Nothing in these Policies and Procedures shall prevent INFINii from applying to and obtaining from any court having jurisdiction a writ of attachment, a temporary injunction, preliminary injunction, permanent injunction, or other relief available to safeguard and protect INFINii's interest prior to, during, or following the filing of any arbitration or other proceeding or pending the rendition of a decision or award in connection with any arbitration or other proceeding.
8.4 - Governing Law, Jurisdiction, and Venue
Jurisdiction and venue of any matter not subject to arbitration shall reside exclusively in Cypress, Texas. The Federal Arbitration Act shall govern all matters relating to arbitration. The laws of Texas shall govern all other matters relating to or arising from the Agreement. Notwithstanding the foregoing, and the arbitration provision in this Agreement, residents of the State of Louisiana shall be entitled to bring an action against INFINii in their home forum and pursuant to Louisiana law.
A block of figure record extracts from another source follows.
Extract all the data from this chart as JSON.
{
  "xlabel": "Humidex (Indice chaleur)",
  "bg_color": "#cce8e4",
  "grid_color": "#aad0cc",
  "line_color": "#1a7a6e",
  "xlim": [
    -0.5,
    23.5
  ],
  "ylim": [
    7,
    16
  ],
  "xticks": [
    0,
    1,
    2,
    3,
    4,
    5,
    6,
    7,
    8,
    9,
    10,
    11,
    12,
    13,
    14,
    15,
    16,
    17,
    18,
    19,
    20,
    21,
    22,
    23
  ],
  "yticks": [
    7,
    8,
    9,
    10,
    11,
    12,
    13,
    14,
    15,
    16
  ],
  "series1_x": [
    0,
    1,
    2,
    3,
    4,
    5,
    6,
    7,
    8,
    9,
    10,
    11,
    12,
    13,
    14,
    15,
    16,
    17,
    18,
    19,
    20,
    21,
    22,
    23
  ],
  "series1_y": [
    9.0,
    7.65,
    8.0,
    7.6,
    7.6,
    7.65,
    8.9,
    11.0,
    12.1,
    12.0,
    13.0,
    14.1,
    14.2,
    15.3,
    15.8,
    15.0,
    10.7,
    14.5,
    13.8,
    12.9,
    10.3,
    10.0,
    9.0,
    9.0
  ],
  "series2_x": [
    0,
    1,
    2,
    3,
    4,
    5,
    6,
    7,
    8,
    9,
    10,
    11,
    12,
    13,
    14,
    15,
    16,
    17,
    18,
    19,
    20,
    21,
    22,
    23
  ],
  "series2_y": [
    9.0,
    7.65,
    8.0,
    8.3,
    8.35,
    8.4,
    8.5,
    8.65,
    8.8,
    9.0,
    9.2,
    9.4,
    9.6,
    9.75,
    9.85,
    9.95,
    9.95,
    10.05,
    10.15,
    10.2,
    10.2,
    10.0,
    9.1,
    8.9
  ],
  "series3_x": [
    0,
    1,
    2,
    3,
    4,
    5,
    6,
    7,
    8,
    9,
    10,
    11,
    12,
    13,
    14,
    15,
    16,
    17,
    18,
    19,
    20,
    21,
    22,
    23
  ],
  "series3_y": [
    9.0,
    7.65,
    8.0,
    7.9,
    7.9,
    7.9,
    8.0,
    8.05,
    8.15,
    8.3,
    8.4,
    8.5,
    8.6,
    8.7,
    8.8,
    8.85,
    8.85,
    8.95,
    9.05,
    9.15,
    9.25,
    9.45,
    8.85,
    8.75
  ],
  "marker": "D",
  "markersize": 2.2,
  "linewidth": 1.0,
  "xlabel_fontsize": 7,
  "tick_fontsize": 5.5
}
SECTION 9 - EFFECT OF CANCELLATION
9.1- Effect of Cancellation and Termination
So long as a Affiliate remains active and complies with the terms of the Affiliate Agreement and these Policies, INFINii shall pay commissions to such Affiliate in accordance with the Affiliate Commission Structure. An Affiliate's commissions constitute the entire consideration for the Affiliate's efforts in generating sales and all activities related to generating sales (including, but not limited to, referring customers to INFINii products). Following an Affiliate's non-continuation of his or her Affiliate Agreement, cancellation for inactivity, or voluntary or involuntary cancellation (termination) of his or her Affiliate Agreement (all of these methods are collectively referred to as "Cancellation"), the former Affiliate shall have no right, title, claim or interest to the referred users which he or she operated, or any commission from the sales generated. Affiliates waive any and all rights, including, but not limited to, property rights, the referred users which they may have had. Following an Affiliate's cancellation of his or her Affiliate Agreement, the former Affiliate shall not hold him or herself out as a INFINii Affiliate and shall not have the right to sell products through the INFINii Platforms. An Affiliate whose Affiliate Agreement is canceled shall receive commissions only for the last full pay period he or she worked prior to cancellation (less any amounts withheld during an investigation preceding an involuntary cancellation).
An INFINii participant has a right to cancel at any time, regardless of reason. Cancellation must be submitted in writing to the Company at its principal business address, or via email to INFINii. The written notice must include the Affiliate's signature, printed name, address, and Affiliate ID Number.
SECTION 10 - DEFINITIONS
AGREEMENT: The contract between the Company and each Affiliate; includes the Affiliate Agreement, the INFINii Policies and Procedures, and the INFINii Affiliate Commission Structure, all in their current form and as amended by INFINii in its sole discretion. These documents are collectively referred to as the "Agreement."
CANCEL: The termination of a Affiliate's business. Cancellation may be either voluntary, involuntary, or through non-renewal.
AFFILIATE COMMISSION STRUCTURE: The guidelines and referenced literature for describing how Affiliates can generate commissions and bonuses.
CUSTOMER: A Customer who purchases INFINii products and does not engage in referring other customers to INFINii.
AFFILIATE: An individual who refers INFINii products and receives a commission.
OFFICIAL INFINii MATERIAL: Literature, audio or video tapes, and other materials developed, printed, published, and distributed by INFINii to Affiliates.